Ich frage an dieser Stelle ohnehin, was die Opposition bei diesem Thema Rekommunalisierung und Daseinsvorsorge will. Das frage ich insbesondere die CDU und die Grünen. Bei der FDP gibt es noch eine Haltung. Ich finde die Haltung falsch, möglichst wenig Staat und möglichst viel Privates zu fordern. Aber es ist zumindest eine Haltung, mit der man sich auseinandersetzen kann. Ich frage, was CDU und Grüne wollen. Einerseits wollen sie den Haushalt konsolidieren, natürlich ohne Ausgabenreduzierung. Damit würde man Leuten weh tun. Aber einseitig auf die Einnahmen verzichten, wollen Sie auch. Einerseits fordern Sie größtmögliche Transparenz, aber den BIHVerkauf abzubrechen war falsch. Einerseits beschließen Sie mit der Koalition das IFG, andererseits schließen Sie sich dem Volksbegehren an, weil das alles nicht reicht.

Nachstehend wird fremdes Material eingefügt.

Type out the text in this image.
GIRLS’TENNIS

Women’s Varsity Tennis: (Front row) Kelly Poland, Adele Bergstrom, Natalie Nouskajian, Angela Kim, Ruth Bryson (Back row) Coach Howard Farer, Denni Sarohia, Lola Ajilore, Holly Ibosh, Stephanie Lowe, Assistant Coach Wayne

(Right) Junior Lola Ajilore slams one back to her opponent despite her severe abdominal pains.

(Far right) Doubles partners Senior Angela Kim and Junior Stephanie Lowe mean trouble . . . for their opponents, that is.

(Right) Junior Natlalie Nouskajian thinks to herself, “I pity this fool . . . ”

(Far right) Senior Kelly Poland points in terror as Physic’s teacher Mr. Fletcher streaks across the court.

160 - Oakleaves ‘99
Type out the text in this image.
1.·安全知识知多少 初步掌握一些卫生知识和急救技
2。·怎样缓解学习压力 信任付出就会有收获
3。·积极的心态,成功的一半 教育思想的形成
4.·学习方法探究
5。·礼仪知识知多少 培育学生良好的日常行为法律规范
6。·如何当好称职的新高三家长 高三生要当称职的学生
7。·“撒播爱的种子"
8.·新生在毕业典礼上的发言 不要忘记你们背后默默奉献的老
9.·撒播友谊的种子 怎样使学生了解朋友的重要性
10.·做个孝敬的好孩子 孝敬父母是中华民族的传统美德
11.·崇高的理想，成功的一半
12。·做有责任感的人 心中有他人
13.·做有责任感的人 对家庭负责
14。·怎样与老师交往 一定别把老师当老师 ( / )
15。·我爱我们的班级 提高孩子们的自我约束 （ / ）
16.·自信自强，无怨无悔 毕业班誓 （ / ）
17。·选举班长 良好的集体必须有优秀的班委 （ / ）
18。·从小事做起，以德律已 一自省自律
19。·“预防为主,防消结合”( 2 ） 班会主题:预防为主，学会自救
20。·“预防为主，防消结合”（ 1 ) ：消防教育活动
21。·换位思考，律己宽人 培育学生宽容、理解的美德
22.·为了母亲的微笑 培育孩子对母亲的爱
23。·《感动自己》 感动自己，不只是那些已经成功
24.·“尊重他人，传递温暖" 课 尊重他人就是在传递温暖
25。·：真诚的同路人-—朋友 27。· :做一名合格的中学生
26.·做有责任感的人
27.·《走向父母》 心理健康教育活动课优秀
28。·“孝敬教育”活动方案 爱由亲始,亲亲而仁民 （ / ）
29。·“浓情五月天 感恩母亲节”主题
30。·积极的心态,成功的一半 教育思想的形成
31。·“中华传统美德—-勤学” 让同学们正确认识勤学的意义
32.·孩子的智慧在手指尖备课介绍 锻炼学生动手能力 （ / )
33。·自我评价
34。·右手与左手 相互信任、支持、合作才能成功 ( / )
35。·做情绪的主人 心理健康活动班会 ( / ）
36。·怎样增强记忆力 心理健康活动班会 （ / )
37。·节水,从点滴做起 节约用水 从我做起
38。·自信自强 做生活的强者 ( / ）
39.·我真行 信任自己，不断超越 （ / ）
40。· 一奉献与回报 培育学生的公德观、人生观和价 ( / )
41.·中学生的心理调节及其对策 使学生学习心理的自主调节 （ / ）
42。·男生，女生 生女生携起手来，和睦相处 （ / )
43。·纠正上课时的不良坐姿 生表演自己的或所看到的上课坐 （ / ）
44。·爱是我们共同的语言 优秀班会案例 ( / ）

Herr Ratzmann will eine weitgehende Privatisierung öffentlicher Unternehmen. Frau Pop und Frau Künast sagen nein. Die Partei der Grünen sagt gar nichts mehr dazu. Sie feiern diesen Volksentscheid als Ihren Erfolg und fühlen sich bestätigt. Aber die Berlinerinnen und Berliner haben gesagt, dass nicht vermeintliche Rekommunalisierungsphantasien, wie Sie es uns hier im November vorgeworfen haben, das Problem sind, sondern weitere Privatisierungsphantasien. Das, was am Sonntag stattgefunden hat, ist eine Absage an Ihre Programmatik, an die Programmatik der Opposition.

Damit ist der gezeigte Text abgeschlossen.